I suppose it depends somewhat on what type of development you want the prospective programmer to do. If the skills you need are specialized and you can ask specific questions about technical details, that's going to help determine what your prospect can do.An open ended question such as "Tell about toughest project you've ever been on." is apt to yeild insights into work ethic, teamwork, problem solving, and ego.I think the "Design the software for a gas pump" is a good question because it can yeild insight into the candidates problem solving style.Also, I think it's a good idea to have a few questions you ask each candidate. These become internalized and simplify the interviewing process (for the interviewer). Microsoft became notorious for asking "Why are manhole covers round?"


#14 Justice~! avatar
Justice~!
1.28.2008
3:14 PM

This gives me a wonderful post idea...thanks dude.I owe you one!


#15 Bacardi avatar
Bacardi
2.08.2008
12:56 AM

First off, I agree wholly with Toms' input. If a project calls for a specific technology and/or level of experience, then by all means more indept questions are in order.

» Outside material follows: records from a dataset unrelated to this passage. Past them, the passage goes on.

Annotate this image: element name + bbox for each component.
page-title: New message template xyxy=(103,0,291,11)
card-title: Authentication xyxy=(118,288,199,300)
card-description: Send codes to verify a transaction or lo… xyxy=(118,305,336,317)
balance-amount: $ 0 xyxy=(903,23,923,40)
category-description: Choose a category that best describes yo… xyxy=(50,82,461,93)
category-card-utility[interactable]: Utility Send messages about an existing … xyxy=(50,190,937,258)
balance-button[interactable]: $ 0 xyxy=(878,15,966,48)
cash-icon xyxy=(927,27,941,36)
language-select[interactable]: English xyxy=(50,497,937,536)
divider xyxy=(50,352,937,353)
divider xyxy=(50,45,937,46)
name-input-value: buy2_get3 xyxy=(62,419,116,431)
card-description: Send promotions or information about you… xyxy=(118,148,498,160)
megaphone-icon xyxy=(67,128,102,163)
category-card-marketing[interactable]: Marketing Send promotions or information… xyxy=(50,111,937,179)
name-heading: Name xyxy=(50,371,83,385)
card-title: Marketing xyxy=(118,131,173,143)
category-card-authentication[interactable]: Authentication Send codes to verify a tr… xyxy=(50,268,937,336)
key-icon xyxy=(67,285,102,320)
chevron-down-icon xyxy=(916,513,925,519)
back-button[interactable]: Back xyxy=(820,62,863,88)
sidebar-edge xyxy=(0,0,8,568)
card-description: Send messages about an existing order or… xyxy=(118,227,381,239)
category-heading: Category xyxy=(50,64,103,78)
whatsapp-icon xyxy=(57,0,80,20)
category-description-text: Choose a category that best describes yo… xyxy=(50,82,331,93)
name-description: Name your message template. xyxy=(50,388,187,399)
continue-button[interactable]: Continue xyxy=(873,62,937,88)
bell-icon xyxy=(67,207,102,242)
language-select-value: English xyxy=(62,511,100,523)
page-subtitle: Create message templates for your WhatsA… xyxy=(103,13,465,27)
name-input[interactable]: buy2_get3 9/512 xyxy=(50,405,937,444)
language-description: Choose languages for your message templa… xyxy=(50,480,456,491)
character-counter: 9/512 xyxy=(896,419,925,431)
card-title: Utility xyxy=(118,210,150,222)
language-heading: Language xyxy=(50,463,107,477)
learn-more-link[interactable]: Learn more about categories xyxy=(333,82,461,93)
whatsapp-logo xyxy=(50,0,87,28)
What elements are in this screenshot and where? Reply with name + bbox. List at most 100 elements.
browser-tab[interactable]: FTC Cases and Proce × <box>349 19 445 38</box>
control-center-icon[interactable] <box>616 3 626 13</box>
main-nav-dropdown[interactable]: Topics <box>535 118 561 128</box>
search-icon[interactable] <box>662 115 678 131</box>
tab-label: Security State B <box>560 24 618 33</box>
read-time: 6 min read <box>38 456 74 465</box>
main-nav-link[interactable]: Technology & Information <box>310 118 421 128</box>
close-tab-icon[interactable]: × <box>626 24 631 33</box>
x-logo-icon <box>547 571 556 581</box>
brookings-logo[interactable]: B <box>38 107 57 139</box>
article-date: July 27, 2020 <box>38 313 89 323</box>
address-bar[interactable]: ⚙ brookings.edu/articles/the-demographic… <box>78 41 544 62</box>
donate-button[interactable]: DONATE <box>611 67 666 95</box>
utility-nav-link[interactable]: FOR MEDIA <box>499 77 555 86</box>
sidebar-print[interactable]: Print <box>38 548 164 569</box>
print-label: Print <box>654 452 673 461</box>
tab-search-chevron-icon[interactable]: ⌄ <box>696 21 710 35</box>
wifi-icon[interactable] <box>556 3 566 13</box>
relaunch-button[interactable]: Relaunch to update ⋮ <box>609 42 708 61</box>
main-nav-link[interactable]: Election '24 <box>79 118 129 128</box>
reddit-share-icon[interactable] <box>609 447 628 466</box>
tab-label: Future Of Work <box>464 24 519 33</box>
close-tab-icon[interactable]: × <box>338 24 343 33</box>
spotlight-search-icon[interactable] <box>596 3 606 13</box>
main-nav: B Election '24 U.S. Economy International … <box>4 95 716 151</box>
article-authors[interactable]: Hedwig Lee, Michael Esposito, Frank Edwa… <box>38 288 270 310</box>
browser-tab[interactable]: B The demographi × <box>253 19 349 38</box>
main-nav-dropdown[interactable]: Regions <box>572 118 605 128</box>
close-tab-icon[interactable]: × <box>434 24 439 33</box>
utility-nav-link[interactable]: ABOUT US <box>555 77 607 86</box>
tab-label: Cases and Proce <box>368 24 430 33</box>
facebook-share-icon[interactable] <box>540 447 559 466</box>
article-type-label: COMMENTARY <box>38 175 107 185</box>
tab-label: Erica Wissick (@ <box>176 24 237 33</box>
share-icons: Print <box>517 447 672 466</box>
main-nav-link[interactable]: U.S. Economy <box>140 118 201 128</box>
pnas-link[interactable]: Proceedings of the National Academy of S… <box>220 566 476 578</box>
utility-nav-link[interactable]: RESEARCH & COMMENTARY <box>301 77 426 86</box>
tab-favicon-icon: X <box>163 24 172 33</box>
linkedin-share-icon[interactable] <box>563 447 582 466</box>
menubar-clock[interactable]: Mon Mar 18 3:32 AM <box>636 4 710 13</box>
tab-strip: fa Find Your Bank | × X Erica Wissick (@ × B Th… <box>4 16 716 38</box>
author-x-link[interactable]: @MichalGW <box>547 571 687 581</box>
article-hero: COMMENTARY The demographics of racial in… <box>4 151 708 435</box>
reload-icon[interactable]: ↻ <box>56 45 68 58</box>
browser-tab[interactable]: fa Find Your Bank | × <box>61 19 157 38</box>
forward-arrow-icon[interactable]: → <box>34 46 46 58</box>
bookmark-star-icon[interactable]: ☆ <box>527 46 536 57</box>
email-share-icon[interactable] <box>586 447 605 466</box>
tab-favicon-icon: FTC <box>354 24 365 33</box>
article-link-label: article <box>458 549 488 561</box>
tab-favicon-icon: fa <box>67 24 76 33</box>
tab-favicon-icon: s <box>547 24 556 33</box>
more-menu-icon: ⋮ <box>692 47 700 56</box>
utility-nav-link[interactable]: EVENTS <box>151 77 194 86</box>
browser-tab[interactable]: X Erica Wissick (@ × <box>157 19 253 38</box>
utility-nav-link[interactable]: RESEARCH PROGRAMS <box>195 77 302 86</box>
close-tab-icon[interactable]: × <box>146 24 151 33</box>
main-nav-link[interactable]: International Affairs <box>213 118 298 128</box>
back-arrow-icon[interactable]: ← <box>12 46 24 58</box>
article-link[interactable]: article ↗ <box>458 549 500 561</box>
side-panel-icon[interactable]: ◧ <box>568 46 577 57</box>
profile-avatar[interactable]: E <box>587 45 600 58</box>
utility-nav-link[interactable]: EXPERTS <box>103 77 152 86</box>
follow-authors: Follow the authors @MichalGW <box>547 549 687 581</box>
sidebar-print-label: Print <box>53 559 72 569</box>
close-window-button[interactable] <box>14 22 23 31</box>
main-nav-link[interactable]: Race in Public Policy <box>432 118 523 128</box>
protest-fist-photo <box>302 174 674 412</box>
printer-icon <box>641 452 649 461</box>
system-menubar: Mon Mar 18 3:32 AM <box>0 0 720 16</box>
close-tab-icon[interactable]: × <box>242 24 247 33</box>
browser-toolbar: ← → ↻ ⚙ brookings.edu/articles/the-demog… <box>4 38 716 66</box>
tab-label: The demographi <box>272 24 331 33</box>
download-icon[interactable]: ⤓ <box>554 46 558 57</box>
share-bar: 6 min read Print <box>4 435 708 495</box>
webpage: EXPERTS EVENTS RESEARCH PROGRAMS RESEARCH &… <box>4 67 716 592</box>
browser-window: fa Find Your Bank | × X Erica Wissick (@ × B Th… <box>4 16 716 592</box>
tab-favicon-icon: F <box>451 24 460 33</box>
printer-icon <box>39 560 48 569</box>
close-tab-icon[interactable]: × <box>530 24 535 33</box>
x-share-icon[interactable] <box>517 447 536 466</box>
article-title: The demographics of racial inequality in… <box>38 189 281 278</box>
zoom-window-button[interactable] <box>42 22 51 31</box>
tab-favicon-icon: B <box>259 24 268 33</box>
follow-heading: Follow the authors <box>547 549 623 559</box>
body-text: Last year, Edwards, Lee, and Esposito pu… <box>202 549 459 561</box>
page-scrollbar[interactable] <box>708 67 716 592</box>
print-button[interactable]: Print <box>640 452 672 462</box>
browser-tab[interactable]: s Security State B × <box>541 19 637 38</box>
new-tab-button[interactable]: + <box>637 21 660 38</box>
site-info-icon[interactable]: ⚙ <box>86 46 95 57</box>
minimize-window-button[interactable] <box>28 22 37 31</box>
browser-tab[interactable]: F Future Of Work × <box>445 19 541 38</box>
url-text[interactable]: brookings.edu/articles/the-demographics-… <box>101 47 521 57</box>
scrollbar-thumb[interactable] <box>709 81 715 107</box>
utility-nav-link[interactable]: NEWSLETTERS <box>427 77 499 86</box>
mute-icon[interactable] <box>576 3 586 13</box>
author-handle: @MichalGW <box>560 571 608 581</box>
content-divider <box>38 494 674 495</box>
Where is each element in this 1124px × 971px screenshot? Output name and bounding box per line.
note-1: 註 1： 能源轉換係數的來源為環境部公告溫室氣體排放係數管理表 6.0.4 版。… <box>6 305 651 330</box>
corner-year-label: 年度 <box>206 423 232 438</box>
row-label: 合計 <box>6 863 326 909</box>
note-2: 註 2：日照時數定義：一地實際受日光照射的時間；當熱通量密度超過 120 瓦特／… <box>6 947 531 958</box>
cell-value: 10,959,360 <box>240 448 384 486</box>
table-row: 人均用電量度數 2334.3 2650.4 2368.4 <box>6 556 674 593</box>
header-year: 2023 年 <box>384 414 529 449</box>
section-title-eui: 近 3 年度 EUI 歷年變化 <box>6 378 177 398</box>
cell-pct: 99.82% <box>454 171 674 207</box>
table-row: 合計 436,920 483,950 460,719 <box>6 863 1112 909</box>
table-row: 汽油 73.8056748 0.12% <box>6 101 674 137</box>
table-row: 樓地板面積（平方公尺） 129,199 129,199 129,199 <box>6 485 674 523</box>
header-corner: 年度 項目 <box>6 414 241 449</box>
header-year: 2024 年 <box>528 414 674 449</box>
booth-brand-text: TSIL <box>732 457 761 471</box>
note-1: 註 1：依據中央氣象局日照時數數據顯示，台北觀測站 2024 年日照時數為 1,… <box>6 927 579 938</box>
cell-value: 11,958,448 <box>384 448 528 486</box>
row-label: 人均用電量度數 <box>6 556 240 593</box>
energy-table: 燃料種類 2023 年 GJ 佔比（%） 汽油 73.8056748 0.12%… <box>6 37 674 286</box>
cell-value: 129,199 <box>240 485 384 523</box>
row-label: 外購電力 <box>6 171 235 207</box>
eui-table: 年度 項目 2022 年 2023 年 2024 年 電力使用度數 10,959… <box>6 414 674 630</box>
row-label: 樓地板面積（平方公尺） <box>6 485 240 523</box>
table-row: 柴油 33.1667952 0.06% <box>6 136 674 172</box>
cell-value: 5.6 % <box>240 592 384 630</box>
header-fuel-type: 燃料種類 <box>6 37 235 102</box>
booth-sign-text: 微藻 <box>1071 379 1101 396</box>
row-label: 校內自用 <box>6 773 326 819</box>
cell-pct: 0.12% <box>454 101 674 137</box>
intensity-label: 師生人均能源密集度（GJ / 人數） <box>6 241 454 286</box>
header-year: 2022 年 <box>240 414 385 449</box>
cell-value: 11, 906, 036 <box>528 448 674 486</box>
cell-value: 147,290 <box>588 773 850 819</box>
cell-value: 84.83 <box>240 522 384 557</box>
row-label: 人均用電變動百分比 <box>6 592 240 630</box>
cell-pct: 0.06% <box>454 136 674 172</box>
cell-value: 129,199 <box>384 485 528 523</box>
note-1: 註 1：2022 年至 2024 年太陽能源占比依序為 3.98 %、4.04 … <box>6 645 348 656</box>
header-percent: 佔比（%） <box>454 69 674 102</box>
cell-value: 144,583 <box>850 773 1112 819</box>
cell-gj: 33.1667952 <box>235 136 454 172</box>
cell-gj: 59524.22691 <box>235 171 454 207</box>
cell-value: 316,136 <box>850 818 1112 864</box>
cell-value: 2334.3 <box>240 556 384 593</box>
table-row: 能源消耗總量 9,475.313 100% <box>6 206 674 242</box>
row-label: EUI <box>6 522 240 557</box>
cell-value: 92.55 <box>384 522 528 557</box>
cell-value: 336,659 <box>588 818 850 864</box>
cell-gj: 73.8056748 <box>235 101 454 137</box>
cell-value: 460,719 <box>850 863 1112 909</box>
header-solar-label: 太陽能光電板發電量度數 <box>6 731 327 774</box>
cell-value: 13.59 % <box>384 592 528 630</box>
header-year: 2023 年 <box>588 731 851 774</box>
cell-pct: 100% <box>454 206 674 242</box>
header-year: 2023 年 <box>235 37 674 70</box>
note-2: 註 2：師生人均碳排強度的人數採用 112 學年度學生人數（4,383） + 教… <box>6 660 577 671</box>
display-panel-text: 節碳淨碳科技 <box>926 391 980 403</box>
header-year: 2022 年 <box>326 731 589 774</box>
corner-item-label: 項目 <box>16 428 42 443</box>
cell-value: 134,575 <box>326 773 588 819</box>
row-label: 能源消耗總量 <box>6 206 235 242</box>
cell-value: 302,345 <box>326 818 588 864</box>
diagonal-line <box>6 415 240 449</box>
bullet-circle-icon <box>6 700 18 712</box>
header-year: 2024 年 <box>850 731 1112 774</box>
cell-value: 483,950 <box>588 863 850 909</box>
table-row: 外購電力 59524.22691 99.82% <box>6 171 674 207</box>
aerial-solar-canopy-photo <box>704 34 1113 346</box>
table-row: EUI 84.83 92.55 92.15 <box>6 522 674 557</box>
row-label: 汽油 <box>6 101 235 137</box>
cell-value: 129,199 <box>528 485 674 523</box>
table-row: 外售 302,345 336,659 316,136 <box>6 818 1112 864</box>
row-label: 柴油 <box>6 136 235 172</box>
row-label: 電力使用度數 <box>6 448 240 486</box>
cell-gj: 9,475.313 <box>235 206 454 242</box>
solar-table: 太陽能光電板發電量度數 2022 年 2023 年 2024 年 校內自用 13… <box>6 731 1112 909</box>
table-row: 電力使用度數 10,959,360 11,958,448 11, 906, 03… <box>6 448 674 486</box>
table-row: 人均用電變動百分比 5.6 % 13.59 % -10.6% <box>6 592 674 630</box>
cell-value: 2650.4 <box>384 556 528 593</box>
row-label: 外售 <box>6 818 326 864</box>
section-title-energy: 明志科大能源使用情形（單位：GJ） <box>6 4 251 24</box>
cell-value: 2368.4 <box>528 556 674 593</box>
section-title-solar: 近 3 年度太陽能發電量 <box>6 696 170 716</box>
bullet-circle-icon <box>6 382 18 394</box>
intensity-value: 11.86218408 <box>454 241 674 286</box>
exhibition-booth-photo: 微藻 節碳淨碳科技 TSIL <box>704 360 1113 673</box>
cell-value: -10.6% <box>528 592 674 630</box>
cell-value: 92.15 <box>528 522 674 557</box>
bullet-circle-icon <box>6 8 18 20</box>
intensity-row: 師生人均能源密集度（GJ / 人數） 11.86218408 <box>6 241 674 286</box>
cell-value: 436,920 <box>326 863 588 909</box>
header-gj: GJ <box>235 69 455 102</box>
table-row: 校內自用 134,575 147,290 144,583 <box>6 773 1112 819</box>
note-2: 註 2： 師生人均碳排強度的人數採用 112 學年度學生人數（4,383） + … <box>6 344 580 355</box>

However, in general, I am interested in a candidates' problem solving skills and overall aptitude.A smart person can learn a new concept with relative ease. So the lack of exposure to a concept, by a candidate, is not an adequate measure of skill or aptitude. That is, as long as experience is not a requirement for the project.I have been on projects with developers who spend six months implementing a *framework*, but had no substantial UI, and could not yet read/write data. Now I won't argue right or wrong from a technical point-of-view, because the point appears trivial to the client who wants something now. I have worked at both large companies that appreciate the development life-cycle, and the smaller companies where the stakeholders get that glossy look in their eyes when you begin to talk about framework/architecture. At the latter point, they usually want to know, "how fast can it just work".Hard topic to condense, but I'll stop here.


#16 Stephen Nimmo avatar
Stephen Nimmo
2.18.2008
10:49 AM

I've been doing technical screens for a couple of years now and I basically look at their work history and ask them to explain what they did and why they did it. What patterns were used? What development methodologies were used? What did you like about your project? I'll throw some jabs in there about a certain technology or ask them to explain some configuration, but mostly, I just feed them the rope and see if they hang themselves. My frustrations: The language barriers for phone interviews. About 50% of my technical interviews are severely hampered by the inability to understand each other. Vague answers and/or google answers. They can explain the entire project but fail to explain what THEY did on the project. Or when you ask them about something on their resume (such as Spring) and you ask a simple IOC question and can hear them googling the answer.